En ellos, los asaltos también suceden. Matamos, caemos, volamos, violamos. Pero las cosas son tal como son. Las aceptamos en el sueño; son irrevocables, aunque a menudo sin consecuencias. Cuando alguien desaparece del escenario del sueño, el que sueña no se preocupa de su paradero. Alguien que explique este sueño y diga, por ejemplo, «el dependiente me dejó junto al mostrador; creo que fue a consultar al jefe sobre mi pregunta», está explicando el sueño erróneamente. No está siendo honesto: está tratando de persuadir. Debió decir, «estaba en el mostrador, hablando con un dependiente y entonces me quedé solo».

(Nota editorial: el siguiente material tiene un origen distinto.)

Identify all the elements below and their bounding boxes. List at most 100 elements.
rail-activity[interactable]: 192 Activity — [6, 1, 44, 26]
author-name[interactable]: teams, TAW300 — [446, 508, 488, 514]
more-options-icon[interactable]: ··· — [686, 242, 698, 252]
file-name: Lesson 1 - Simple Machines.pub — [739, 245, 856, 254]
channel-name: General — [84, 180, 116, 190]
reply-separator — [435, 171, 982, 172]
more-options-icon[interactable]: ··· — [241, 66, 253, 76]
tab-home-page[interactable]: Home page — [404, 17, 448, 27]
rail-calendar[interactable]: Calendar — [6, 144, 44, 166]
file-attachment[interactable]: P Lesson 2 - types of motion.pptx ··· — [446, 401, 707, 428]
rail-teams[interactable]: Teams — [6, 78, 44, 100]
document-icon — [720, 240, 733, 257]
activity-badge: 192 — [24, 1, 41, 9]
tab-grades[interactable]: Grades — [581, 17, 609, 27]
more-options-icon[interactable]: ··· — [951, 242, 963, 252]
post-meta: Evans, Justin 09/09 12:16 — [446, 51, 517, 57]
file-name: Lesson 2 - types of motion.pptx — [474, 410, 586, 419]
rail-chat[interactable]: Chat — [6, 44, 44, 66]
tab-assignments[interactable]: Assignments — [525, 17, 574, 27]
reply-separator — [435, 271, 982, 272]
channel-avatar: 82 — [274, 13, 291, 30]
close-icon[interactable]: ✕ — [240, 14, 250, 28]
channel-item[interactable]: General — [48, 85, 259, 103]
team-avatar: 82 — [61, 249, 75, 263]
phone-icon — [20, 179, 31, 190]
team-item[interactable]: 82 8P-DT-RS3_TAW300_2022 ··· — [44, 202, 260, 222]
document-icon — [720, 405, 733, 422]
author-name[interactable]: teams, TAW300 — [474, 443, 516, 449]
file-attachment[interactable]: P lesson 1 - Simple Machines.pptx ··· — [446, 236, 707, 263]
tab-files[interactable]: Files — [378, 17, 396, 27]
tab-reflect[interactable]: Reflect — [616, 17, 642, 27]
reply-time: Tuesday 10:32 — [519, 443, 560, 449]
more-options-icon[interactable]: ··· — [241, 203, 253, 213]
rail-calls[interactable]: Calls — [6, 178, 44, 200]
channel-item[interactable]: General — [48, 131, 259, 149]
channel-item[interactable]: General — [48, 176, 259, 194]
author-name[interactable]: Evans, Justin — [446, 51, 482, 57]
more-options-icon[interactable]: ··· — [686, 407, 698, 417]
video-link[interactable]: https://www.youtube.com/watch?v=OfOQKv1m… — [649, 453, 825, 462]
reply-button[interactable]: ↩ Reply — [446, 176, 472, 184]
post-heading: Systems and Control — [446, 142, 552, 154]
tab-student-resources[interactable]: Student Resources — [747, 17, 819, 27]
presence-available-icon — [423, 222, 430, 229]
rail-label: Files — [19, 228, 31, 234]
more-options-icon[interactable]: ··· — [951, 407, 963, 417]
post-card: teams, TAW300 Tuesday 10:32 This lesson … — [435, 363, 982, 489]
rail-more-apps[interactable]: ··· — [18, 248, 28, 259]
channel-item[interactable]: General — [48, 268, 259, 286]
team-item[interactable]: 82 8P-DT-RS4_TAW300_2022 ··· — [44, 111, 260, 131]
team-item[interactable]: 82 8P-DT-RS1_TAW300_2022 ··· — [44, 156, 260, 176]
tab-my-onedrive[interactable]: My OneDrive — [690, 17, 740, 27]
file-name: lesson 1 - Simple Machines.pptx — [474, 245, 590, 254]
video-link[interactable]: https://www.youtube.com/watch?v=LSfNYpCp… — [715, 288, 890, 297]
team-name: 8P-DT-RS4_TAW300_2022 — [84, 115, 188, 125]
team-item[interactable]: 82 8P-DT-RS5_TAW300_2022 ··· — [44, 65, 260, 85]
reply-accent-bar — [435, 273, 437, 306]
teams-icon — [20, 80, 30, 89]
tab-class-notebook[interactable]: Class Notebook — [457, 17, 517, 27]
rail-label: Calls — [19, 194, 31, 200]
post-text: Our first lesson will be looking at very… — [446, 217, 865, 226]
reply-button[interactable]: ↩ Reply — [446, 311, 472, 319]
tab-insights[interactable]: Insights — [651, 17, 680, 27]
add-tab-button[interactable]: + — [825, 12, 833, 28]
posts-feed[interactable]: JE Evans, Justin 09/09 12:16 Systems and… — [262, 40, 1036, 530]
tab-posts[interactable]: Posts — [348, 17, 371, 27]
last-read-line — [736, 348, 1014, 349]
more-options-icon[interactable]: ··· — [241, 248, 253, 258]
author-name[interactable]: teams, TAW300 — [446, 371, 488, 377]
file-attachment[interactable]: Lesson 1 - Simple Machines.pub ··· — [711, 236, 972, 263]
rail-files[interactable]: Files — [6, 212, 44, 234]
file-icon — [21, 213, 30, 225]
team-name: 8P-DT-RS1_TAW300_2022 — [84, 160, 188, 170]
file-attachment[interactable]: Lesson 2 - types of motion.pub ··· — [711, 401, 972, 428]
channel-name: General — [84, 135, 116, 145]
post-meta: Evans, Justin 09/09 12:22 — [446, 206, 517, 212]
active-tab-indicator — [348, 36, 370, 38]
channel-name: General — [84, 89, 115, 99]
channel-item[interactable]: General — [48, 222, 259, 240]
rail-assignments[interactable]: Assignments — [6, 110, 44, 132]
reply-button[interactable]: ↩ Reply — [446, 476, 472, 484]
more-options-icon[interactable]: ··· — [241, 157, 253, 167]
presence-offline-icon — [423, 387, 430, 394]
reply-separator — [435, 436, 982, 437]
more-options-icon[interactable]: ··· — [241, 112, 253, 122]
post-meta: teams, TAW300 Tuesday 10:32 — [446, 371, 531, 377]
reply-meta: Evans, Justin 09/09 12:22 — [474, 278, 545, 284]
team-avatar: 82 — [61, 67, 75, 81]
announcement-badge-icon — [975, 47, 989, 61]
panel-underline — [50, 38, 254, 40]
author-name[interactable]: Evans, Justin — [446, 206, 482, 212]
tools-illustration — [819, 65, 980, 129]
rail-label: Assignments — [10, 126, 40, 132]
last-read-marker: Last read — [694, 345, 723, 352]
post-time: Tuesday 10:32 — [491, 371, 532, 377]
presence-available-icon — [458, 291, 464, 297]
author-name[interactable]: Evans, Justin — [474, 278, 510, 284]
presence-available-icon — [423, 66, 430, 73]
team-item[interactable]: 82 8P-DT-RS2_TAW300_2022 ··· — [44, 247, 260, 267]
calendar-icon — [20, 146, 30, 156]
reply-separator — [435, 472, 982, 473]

Me gustaría describir mi vida con la misma imparcialidad con que se narra un sueño. Sería el único relato honesto. Si no lo he conseguido plenamente, por lo menos continúo aspirando a este objetivo mientras escribo. No he tratado de extraer de mi vida ninguna excitación que no se desprenda por sí sola, o estimular al lector con nombres y fechas, con fatigosas descripciones de mi persona y mi apariencia, de las personas que he conocido, los muebles de la habitación, el progreso de las guerras, la espiral de humo del cigarrillo, y otros temas que corrientemente se trataron en los encuentros y conversaciones que escribí. Que esta única pasión, esta idea única quede clara, es tarea que basta para llenar cien volúmenes, y queda fuera de mis posibilidades hacer algo más que sugerirlo en estas páginas.